Sá Lorena, a bisbilhoteira de sempre estava lá à procura de informações.
Aonde ele está? Quem viu? Como ele chegou aqui?
Uns diziam que ele estava na Prefeitura.. outros que se encontrava na igreja acobertado pelo padre Fausto. Ninguém sabia ao certo aonde Virgulino se encontrava.
Agamenon bateu à porta de uma pequena casa, cuja placa com letras graúdas e de cores azuis afixada à entrada indicava: “ Doutor Hermes Brandão. Clínico geral”. Imediatamente uma bela jovem morena, de estatura mediana, olhos azuis e longos cabelos negros que caíam sobre os ombros, vestida com um avental branco que ele jamais havia visto, veio atendê-lo.
- Pois não!
- Quero falar com doutor Brandão. Preciso de seus serviços, urgente!.

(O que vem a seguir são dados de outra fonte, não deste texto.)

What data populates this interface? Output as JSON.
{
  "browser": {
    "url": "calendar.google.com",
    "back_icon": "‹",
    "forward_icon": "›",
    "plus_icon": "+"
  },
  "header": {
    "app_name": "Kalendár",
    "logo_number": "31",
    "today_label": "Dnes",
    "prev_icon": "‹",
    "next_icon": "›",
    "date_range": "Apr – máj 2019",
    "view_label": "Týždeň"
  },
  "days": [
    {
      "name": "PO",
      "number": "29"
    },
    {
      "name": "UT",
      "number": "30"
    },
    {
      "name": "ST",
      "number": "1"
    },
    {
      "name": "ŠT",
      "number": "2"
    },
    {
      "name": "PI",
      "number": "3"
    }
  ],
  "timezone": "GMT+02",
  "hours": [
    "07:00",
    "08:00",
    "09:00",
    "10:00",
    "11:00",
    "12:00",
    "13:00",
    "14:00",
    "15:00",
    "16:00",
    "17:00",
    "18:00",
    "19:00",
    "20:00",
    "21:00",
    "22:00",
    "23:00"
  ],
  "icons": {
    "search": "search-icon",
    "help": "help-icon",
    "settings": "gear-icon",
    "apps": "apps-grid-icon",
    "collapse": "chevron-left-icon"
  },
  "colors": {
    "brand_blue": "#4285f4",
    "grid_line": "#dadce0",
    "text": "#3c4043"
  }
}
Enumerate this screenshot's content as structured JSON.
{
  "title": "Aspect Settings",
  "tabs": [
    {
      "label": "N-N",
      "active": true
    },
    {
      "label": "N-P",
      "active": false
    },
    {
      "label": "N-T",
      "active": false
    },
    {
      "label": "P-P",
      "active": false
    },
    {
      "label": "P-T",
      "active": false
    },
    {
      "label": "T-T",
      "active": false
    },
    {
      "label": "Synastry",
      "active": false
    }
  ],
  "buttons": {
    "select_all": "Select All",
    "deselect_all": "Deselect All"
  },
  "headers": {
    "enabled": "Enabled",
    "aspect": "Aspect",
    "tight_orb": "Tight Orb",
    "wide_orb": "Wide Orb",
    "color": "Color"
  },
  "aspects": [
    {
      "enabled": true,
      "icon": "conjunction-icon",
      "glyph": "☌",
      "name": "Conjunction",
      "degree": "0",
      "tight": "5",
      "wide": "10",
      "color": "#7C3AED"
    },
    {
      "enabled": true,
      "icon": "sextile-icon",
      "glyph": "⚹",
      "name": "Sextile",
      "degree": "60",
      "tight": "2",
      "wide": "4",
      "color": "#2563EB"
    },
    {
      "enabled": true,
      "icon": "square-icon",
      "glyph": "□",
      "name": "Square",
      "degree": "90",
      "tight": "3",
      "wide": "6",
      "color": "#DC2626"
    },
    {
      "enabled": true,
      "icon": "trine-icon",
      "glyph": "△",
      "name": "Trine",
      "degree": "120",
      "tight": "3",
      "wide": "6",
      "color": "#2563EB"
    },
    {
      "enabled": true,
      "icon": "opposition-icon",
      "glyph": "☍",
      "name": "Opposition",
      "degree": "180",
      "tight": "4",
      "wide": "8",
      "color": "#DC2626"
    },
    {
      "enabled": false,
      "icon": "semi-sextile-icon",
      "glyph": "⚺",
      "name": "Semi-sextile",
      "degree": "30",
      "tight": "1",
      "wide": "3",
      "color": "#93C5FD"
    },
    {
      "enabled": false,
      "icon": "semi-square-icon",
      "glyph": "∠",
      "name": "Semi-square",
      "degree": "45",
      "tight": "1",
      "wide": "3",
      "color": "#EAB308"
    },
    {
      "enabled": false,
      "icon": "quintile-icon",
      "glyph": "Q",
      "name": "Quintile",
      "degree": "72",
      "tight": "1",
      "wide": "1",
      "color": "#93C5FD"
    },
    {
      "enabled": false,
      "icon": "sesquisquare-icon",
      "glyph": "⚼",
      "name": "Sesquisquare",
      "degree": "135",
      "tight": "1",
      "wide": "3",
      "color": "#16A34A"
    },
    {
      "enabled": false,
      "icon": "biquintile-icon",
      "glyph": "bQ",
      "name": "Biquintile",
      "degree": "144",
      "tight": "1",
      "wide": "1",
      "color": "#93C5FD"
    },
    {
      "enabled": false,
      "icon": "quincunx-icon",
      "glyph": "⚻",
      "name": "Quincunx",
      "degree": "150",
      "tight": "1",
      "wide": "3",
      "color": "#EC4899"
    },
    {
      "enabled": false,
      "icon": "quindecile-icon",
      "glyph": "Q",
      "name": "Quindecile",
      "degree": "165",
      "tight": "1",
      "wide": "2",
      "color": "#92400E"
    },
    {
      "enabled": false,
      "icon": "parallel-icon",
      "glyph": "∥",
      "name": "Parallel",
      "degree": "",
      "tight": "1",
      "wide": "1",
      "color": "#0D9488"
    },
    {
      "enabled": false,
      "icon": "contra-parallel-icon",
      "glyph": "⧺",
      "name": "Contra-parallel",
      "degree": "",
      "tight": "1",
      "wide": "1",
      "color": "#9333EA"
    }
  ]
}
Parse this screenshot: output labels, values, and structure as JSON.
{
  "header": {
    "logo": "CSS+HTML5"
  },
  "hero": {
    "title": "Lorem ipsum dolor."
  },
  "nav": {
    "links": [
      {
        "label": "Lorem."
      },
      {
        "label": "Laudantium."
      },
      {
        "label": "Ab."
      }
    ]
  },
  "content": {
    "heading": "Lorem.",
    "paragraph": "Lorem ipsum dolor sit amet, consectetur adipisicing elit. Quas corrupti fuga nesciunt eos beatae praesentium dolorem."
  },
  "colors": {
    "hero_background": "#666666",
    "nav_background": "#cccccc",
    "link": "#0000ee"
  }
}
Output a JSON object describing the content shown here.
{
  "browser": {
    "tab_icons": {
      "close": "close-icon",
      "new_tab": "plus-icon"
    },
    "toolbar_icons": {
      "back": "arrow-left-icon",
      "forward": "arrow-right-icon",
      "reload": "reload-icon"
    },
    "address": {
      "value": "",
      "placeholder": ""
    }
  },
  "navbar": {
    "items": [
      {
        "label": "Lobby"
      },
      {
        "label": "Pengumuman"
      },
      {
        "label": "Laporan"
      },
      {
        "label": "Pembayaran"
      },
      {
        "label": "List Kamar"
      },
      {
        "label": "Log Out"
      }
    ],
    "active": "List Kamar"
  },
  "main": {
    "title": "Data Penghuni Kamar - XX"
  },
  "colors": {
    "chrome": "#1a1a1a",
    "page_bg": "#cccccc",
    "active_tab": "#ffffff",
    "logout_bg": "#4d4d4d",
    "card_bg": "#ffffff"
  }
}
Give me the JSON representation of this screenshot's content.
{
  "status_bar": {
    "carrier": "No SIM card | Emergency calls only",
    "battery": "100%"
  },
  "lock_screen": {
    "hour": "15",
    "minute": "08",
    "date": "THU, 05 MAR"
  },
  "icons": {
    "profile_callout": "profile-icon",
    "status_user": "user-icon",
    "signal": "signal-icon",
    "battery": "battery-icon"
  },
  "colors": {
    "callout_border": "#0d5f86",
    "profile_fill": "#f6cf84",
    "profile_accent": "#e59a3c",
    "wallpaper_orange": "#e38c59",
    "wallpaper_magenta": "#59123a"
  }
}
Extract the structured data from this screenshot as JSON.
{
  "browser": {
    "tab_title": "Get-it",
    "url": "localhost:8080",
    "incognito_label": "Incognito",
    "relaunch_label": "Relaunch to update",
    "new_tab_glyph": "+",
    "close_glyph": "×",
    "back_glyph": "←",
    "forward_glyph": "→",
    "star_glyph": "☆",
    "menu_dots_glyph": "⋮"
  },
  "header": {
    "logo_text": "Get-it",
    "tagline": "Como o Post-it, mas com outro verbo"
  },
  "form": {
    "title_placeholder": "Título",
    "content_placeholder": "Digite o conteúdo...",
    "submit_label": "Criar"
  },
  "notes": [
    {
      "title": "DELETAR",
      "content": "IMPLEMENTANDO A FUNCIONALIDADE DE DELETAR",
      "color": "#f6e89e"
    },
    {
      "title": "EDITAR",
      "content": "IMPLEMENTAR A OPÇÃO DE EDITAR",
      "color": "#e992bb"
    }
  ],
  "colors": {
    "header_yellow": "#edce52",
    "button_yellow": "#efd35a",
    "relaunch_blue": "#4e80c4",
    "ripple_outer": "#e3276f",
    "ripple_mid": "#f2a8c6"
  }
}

Queira entrar e sentar-se, por favor. Ele está ocupado no momento, operando o olho de um senhor que chegou esta manhã.
Impaciente pela demora do atendimento, Agamenon andava em silêncio de um lado ao outro da pequena sala, sempre acompanhado pelo olhar curioso de Samira, notando sua aflição.
Calma, senhor, dentro de alguns instantes doutor Brandão virá atendê-lo. Já o anunciei!
Após algumas horas de angústia, finalmente Agamenon foi recebido pelo médico que lhe perguntou o motivo de tanta ansiedade.
É que meu pai está passando mal, doutor. Desmaiou esta noite e mal consegue ficar de pé.
Aguarde um instante, por favor, enquanto termino de fazer o curativo do olho do capitão.
Capitão Virgulino? Lampião? Será ele? Você ouviu mano o que o doutor falou? Indagou Agamenon ao irmão perplexo com o corpo esbelto da atendente.
- Hã ..hã...É mano, eu ouvi. Deve ser ele mesmo! Quem diria, hem?
Como ele veio parar aqui? Respondeu Agaciel ao irmão, abobado, sem querer desviar-se do olhar reprovativo de Samira, enquanto olhava seu corpo esbelto.
Mas, mano, ele não está escondido nas redondezas de Angicos, fugindo da volante depois da tentativa de sequestro na fazenda do coronel Antônio Gurgel?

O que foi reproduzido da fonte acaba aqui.